New Works Initiative receives a $750,000 gift from The Andrew W. Mellon Foundation


Minneapolis, MN – Minnesota Opera has been awarded a three-year, $750,000 gift from The Andrew W. Mellon Foundation that will support the upcoming commissions of The Manchurian Candidate, The Shining, and Dinner at Eight. The gift marks both the completion of the first $7 million New Works Initiative (NWI) fundraising campaign and the beginning of a bold, new phase of the Initiative, and brings total support of the NWI from the Mellon Foundation to $2 million.

“The Andrew W. Mellon Foundation’s gift sets the stage for the Initiative’s continuation and underscores the national importance of this landmark program for the development of new opera,” said Minnesota Opera President and General Director Kevin Ramach. “We are so grateful to the Mellon Foundation for its extraordinary support of our efforts to expand the art form. It is a great testament to the vitality of the operatic art form in the 21st century.”

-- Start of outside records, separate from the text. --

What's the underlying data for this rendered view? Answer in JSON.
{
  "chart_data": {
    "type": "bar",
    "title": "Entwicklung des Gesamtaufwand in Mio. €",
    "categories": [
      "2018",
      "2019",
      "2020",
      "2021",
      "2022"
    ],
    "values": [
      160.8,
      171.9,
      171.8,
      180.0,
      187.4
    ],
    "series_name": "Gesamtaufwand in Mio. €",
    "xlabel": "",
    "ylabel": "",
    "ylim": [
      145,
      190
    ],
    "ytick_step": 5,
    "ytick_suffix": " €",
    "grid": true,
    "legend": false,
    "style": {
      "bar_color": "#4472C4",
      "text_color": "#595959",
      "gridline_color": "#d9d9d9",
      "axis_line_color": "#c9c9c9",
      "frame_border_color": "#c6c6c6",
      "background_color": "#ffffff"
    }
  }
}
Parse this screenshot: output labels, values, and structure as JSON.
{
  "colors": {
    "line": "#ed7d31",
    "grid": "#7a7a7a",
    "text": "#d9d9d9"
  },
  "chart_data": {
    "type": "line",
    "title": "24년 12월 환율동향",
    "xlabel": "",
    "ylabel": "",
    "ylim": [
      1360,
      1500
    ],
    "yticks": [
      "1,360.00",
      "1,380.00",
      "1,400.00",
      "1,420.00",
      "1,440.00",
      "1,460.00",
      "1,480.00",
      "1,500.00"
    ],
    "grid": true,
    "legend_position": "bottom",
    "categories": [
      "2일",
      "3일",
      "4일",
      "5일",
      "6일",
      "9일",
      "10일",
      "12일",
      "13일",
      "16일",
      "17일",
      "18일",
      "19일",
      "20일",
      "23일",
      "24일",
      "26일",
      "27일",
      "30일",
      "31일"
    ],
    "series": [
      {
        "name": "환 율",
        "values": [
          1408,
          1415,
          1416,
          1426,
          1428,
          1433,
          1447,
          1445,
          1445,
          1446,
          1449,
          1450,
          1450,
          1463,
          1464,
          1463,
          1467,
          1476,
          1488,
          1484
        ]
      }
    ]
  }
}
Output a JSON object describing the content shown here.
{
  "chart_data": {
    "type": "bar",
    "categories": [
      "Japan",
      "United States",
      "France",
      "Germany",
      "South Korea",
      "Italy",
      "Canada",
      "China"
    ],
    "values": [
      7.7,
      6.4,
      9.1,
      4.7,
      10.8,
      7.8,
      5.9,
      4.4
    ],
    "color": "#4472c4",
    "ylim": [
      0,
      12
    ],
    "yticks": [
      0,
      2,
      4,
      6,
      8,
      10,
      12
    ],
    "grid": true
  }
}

A pioneering movement in new opera when it was launched in 2008, Minnesota Opera’s NWI was designed to invigorate the operatic art form with an infusion of contemporary works and formalized the company’s commitment to artistic growth, leadership and innovation. Its first iteration – a seven-season commitment to producing premieres and revivals of new works – funded the commissions of the 2012 Pulitzer Prize-winning Silent Night (Kevin Puts and Mark Campbell), 2013’s Doubt by Douglas J. Cuomo and librettist John Patrick Shanley, and the upcoming political thriller, The Manchurian Candidate (also by Puts and Campbell), which will have its premiere in March 2015.

The recent generous gift from The Andrew W. Mellon Foundation launches the second phase of the NWI with its major support of The Shining, by composer Paul Moravec and librettist Mark Campbell, based on the novel by Stephen King (scheduled for a world premiere in May 2016), and Dinner at Eight by William Bolcom and librettist Mark Campbell, based on the play by Edna Ferber and George S. Kaufman (scheduled to premiere in 2017).

The future of the NWI is conceived as a 10-year program that will not only encompass major mainstage commissions like these and Cold Mountain (co-commissioned with The Santa Fe Opera and Opera Philadelphia, by composer Jennifer Higdon and librettist Gene Scheer, based on the novel by Charles Frazier, which will have its world premiere next summer at The Santa Fe Opera), but endeavors to further invigorate the art form and expand its audience by creating new works conceived for non-traditional opera venues. To that end, a new hallmark of this new program will be the creation of local and national partnerships to develop new ways of creating, workshopping and presenting opera. Programmatic plans will be released on an ongoing basis.